Aunque cada formato tiene su encanto y son difícilmente confundibles, ninguno de ellos presenta diferencias en torno a la forma de la expresión interna de cada historia; es decir que casi todos los recursos del cómic están presentes en los tres formatos y cualquier historia de cualquier tipo puede presentarse en cualquier formato.

Inclusive, existen “transportaciones” de un formato a otro: algunas sagas de comic book, por su éxito, pasan al formato de novela gráfica, o bien, algunas historias presentadas en formato comic strip, a medida que crecía su popularidad, saltaron al formato de comic book, etc.

Divisiones genéricas que toman como base el arte gráfico

Se puede tomar el arte gráfico como parámetro para una división genérica del cómic, por ejemplo, usando como criterio el nivel de “realismo” de la ilustración en comparación con los estilos más “caricaturizados”; aunque este medio no nos diría mucho sobre la historia que los dibujos intentan narrar.

El género de las historietas según el público

El caso de la historieta japonesa es curioso en cuanto a la división genérica se refiere, ya que el manga se divide según el público al que va dirigida la historia: kodomo (niño), shojo (muchacha), shonen (muchacho), josei (mujer) y seinen (hombre).

Incluso existe una clasificación genérica del corpus de historietas de corte erótico-pornográfico, como el Ecchi (en el que no se muestra el coito), Hentai (en el que sí se muestra el coito), Yaoi (historias de corte homosexual masculino) y el Yuri (de corte homosexual femenino).

En Occidente ha sido difícil establecer consideraciones genéricas en torno al público lector de las historietas, ya que, precisamente el fin de la llamada “época de plata” de los cómics, con “La muerte de Gwen Stacy” en el título The Amazing Spider-man, en 1973, se estableció la posibilidad de que las historietas resultaran atractivas tanto para un público adolescente como para un público de mayor edad.
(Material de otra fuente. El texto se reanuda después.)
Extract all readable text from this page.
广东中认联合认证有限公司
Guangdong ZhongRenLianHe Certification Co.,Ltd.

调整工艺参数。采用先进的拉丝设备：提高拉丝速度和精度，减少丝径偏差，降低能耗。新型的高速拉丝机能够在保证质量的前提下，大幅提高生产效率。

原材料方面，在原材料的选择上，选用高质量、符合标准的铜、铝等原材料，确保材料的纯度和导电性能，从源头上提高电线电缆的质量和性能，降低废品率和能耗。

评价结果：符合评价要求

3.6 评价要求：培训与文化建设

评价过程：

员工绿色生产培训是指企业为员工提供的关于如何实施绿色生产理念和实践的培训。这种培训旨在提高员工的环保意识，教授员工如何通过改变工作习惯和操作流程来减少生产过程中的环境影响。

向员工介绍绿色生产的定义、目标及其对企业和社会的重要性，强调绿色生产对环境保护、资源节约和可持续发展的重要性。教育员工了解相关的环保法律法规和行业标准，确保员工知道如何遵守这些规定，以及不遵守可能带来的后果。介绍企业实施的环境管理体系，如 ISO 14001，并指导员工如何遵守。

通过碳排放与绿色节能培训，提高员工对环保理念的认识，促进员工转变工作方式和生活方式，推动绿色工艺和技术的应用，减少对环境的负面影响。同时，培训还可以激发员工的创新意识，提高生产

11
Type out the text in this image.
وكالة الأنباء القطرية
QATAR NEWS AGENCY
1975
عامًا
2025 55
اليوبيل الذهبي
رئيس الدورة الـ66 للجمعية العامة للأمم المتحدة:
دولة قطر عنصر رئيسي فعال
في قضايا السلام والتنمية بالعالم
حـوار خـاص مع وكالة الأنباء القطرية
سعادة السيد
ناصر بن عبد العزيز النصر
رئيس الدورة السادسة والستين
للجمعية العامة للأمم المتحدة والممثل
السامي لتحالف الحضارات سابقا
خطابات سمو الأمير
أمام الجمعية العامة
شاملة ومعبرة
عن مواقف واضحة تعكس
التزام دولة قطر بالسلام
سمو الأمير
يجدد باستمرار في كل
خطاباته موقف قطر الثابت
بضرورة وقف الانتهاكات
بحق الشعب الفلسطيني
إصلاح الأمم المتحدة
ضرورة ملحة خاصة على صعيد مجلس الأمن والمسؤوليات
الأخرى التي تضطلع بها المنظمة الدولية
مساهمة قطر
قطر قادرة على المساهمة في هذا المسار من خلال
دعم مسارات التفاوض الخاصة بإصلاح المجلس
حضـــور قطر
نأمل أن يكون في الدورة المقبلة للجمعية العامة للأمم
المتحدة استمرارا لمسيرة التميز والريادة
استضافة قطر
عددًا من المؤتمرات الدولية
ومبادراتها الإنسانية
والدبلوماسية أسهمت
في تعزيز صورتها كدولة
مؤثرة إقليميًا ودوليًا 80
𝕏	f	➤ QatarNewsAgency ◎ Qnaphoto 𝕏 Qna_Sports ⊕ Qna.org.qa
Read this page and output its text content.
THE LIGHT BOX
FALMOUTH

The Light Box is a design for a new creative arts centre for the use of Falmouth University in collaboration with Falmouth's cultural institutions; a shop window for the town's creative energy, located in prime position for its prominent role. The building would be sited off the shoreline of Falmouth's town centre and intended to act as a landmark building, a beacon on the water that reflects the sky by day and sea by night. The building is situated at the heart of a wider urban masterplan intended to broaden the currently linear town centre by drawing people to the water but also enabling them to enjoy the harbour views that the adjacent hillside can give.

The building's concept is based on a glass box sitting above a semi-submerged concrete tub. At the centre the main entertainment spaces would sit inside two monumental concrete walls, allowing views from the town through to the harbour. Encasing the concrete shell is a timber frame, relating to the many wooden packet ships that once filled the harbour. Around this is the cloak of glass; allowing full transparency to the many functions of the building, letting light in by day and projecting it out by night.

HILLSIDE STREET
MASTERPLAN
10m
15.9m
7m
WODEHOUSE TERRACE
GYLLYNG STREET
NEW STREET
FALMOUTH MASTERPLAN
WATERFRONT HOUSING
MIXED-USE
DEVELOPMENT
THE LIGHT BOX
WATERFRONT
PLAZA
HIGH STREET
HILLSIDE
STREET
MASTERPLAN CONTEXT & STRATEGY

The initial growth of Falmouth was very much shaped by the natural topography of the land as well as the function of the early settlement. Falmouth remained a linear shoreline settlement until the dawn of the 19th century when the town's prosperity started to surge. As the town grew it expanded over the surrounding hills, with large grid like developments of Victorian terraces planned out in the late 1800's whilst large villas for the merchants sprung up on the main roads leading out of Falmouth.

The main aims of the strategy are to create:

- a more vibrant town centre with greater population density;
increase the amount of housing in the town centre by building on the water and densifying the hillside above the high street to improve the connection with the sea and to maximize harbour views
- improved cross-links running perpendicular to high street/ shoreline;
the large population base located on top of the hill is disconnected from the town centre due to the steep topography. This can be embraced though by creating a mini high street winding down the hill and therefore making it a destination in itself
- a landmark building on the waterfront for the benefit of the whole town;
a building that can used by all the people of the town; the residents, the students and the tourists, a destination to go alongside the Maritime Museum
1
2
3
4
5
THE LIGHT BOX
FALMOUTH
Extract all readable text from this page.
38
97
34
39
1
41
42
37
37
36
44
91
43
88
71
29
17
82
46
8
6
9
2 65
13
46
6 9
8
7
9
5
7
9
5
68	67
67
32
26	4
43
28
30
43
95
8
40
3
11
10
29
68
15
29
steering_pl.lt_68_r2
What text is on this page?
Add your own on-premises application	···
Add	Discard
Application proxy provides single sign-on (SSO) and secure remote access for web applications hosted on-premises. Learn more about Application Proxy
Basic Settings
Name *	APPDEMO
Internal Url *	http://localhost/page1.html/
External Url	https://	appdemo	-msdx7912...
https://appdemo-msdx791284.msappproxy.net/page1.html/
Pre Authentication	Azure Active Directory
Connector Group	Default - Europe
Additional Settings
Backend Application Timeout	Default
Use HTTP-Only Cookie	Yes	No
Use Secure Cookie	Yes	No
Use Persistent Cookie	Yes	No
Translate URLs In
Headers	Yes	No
Los géneros narrativos aplicados al cómic

Las consideraciones genéricas más cercanas a satisfacer las necesidades teóricas del público son las ya probadas por la literatura: en todas las tradiciones de historietas se puede encontrar historias de aventuras bélicas, policiacas, de terror, fantásticas y maravillosas, historias románticas, de ciencia ficción, etc.

El camino hacia una teoría del cómic sigue siendo largo y peligroso, no obstante, con cada lectura analítica que se hace de una historieta, se consigue un avance considerable.